Die Handlung des Films ist anfangs durch die Zeitsprünge etwas unübersichtlich, man gewöhnt sich aber ziemlich schnell daran. Neben den Hauptthemen Einsamkeit trotz Ehe und Familie und der Schwierigkeit  in wie weit Wahrnehmung und Realität zusammen passen, ist ständig auch unterschwellig Rassismus spürbar. Und auch am Ende bleibt einiges offen und für verschiedene Interpretationen frei. Auch das Ende hängt von der persönlichen Wahrnehmung ab.

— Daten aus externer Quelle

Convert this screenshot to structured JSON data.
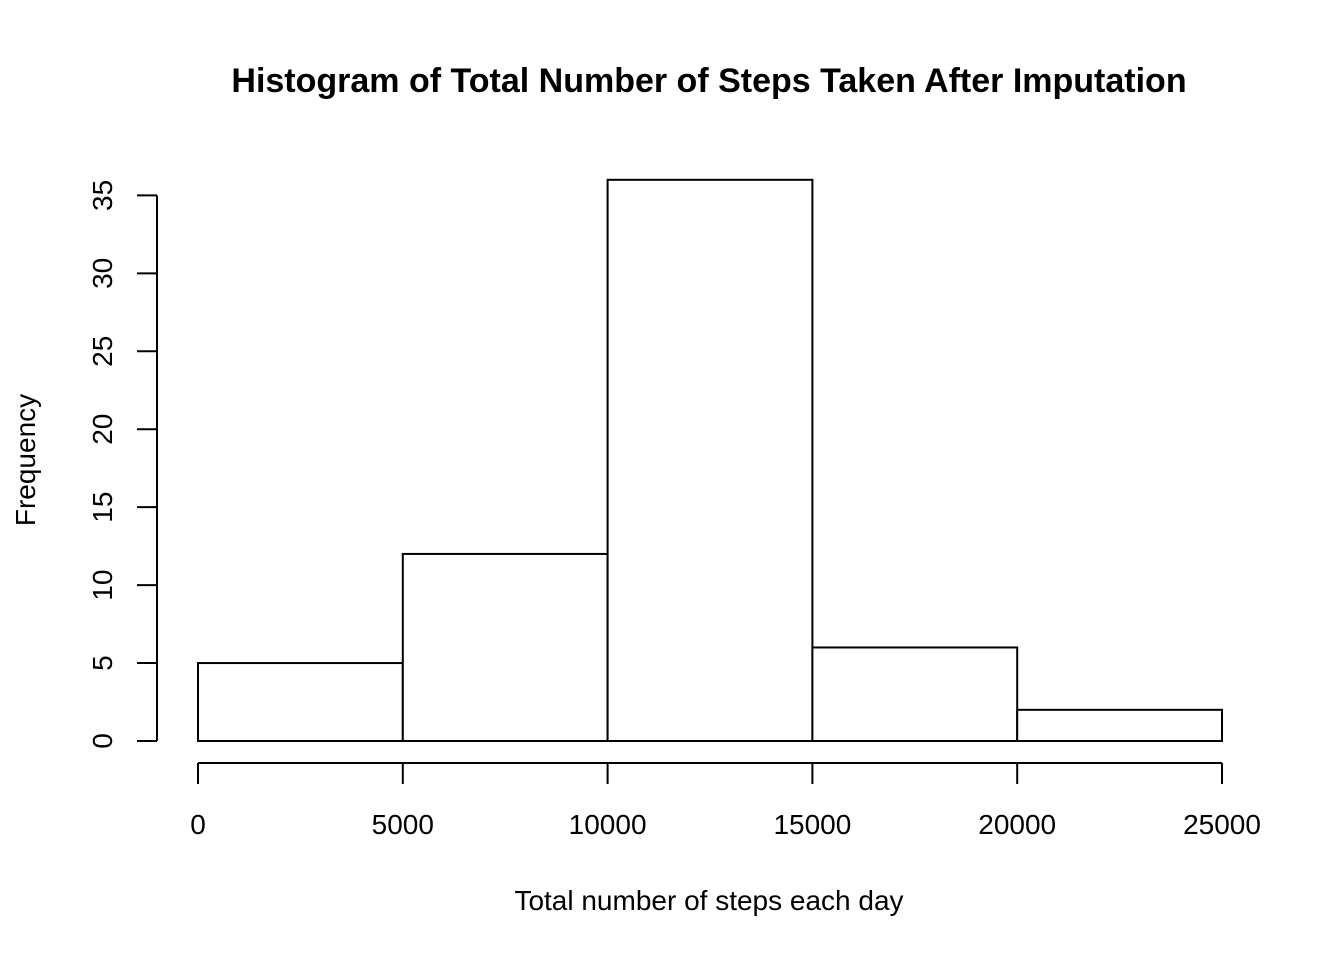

Und wie heisst es so schön im Abspannlied: Niemand hört was ich schreie.

Neben den gut agierenden Schauspielern ist vor allem die Kameraführung von Klemens Hufnagel hervor zu heben. Seine Einstellungen und Kamerafahrten verstärken das Spiel der Schauspieler noch erheblich. Kein einfach zu konsumierender Film, aber einer, wo man, wenn man bis zum Ende aufmerksam bleibt, belohnt wird.

Von Ronny Trocker; mit Mark Waschke, Sabine Timoteo, Jule Hermann, Spencer Bogaert, Martha Schneider, Wanja Valentin Kube; Deutschland Italien, Dänemark; 2021; 103 Minuten.